I haven't proven that LLMs perform worse. I've only proven that this particular indication of them performed worse.So we should do an earnest job of actually making these things work. Here is the first analysis of the failure mode of these models to predict real entities.

Even though I've described a schema for entities, like with some of the failures that happen we predict a substring that doesn't occur in the text; or they'll predict a substring with an index that doesn't occur in the text. And all of these are invalid; hallucinated entities in the text, which are useless.

They can't be reconciled with the text in any meaningful way. They're significant in some models like GPT-4 has basically 5% of the entities that we detected here were invalid. So that's not very useful. GPT-4 0.5 does a much better job of following the instructions here and not hallucinating entities; but still qualitatively the predictions are not good.

Gemini 2.5 Pro does almost as well. But overall the entities that it's predicting are more correct. So how can we make this better? Well one of the experiments we tried was providing short versus full annotation guidelines. The short version of the annotation guidelines is basically ‘use the sentence description of the entity’. And the full guidelines were the full thing I showed you with rules and edge cases and examples. And we see in most of these models that there's a significant performance boost in the LLMs for using the full guidelines except for GPT-4 0.1, which strangely performs worse.

Perhaps because it already had some sense of what it needed to do here, it was distracted by the context. The other example, which I think is kind of striking here for its strangeness, is how performance increases when you go from zero examples of annotated data to  a few. In this case two examples of annotations.

A lot of these models perform significantly better with the exception of Gemini, which was our best performing model and still appears to me confused by the examples we chose here. These models were carefully chosen by myself. So maybe these were not useful to the model and misaligned it.

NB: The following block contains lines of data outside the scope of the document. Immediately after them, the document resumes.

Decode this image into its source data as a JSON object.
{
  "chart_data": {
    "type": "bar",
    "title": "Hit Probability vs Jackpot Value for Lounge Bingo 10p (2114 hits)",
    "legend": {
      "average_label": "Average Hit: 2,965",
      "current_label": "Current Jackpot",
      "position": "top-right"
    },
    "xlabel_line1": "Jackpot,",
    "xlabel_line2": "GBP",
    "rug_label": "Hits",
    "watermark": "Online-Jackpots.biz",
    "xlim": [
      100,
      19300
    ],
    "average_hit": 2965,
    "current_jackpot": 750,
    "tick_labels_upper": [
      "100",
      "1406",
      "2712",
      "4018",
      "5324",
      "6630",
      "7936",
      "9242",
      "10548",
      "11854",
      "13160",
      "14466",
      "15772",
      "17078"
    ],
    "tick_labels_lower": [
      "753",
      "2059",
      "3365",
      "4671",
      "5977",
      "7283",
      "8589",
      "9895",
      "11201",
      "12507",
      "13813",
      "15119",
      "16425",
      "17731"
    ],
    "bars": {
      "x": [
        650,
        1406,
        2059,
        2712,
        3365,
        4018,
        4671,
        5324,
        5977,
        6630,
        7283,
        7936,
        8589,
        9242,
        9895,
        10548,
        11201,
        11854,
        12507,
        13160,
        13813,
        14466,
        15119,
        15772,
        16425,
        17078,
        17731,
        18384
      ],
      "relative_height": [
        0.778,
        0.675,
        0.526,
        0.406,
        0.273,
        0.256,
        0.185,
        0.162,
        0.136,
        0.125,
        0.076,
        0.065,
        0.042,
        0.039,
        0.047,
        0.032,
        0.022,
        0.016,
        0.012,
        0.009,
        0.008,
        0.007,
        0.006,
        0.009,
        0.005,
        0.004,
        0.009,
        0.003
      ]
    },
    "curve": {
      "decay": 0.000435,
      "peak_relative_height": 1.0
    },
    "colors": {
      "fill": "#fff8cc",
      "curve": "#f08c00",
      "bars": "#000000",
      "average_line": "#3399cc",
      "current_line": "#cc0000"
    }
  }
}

It's worth exploring this as an area for further improvement. Maybe there's a way of using rather than two examples or hundreds of examples, but some small number of useful examples to boost performance of the LLM on the sanitation task. 

I'll stop here with just a couple of conclusions.

One thing I haven't addressed, which is the fine tuning of large language models for this task. This has essentially been answered by prior work, the universal NER paper, which fine tunes less than 32 billion parameter LLMs on the task of predicting these NER samples.

It found that the performance of these models was neck and neck with the fine-tuned small language models. I don't see a whole lot of benefit at the moment for fine tuning large language models on the NER task in the same way that we fine-tune small language models, it's more cost-effective and better performing.

However, as these LLMs are getting better and better; I think it's increasingly possible to use them as data annotators – particularly when you have humans in the loop generating test sets against which these can be reviewed. So this is something that we use in practice today at Tonic.

We use LLM Annotators to help extend our training corpus. I think there's an interesting angle here for using reasoning models, which haven't touched on it all. We use them internally as data annotation reviewers. And it's interesting watching the reasoning traces of these models as they compare guidelines with annotations. We found it helpful to filter annotations for quality. So with that I’ll pause for questions.